Au retour de la paix, il reprit l'administration des affaires de sa nation, et s'opposa aux progrès des missionnaires. Le discours suivant est un des plus remarquables, et le seul que l'on ait de lui dans son entier.

«Ami (dit-il au ministre), le Grand-Esprit a voulu que nous nous rencontrassions en ce jour. Il règle sagement toutes choses, et il nous accorde une belle journée, car les nuages se sont dissipés devant le soleil qui brille au-dessus de nous. Nous avons prêté l'oreille à ta harangue.

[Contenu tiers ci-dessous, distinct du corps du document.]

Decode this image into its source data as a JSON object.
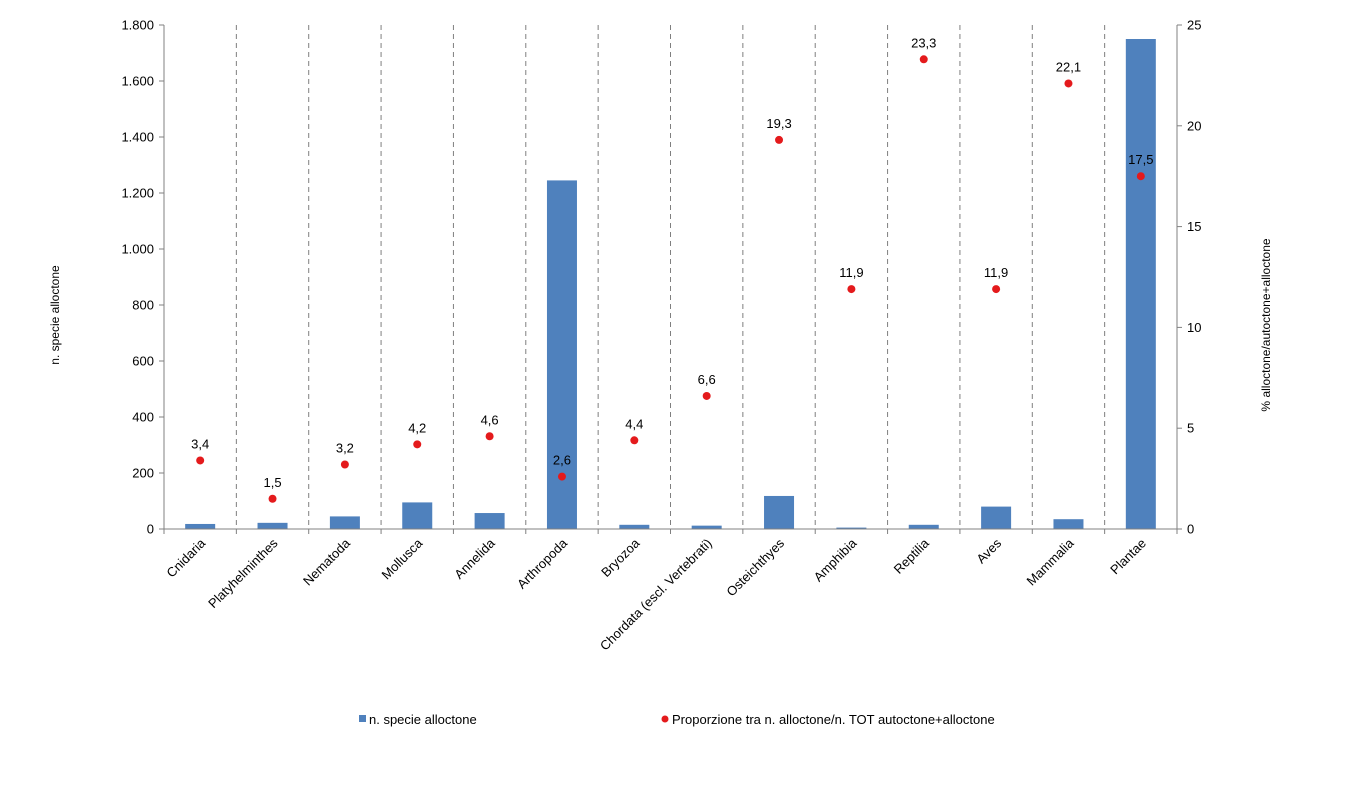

«C'est pour toi que ce feu brule au milieu du conseil. Tu veux que nous ti disions ouvertement la pansée de notre âme: nous nous en réjouissons, car nous n'avons tous qu'une même pensée.

«Tu dis que tu ne partiras pas que tu n'aies une réponse. Il est juste que tu l'aies, car ta cabane est bien loin, et nous ne voulons pas te retarder. Nous allons te dire ce que nous ont appris nos pères.

«Au commencement nos ancêtres régnaient seuls sur cette grande île: leur domaine s'étendait de l'Orient à l'Occident. Le Grand-Esprit l'a fait pour les hommes rouges [139]. Il créa le buffle et le daim pour les nourrir, l'ours et le castor pour les garder du froid. Il dispersa ces créatures par le pays, et nous montra la manière de les prendre. La terre produisait aussi du maïs, et le Grand-Esprit avait donné tout cela à ses enfans rouges parce qu'il les aimait.

Note 139:[ (retour) ] Quoique les sauvages n'y attachent pas d'importance, ils se nomment, vers le nord, les hommes rouges, pour se distinguer.--(DON ULLOA.)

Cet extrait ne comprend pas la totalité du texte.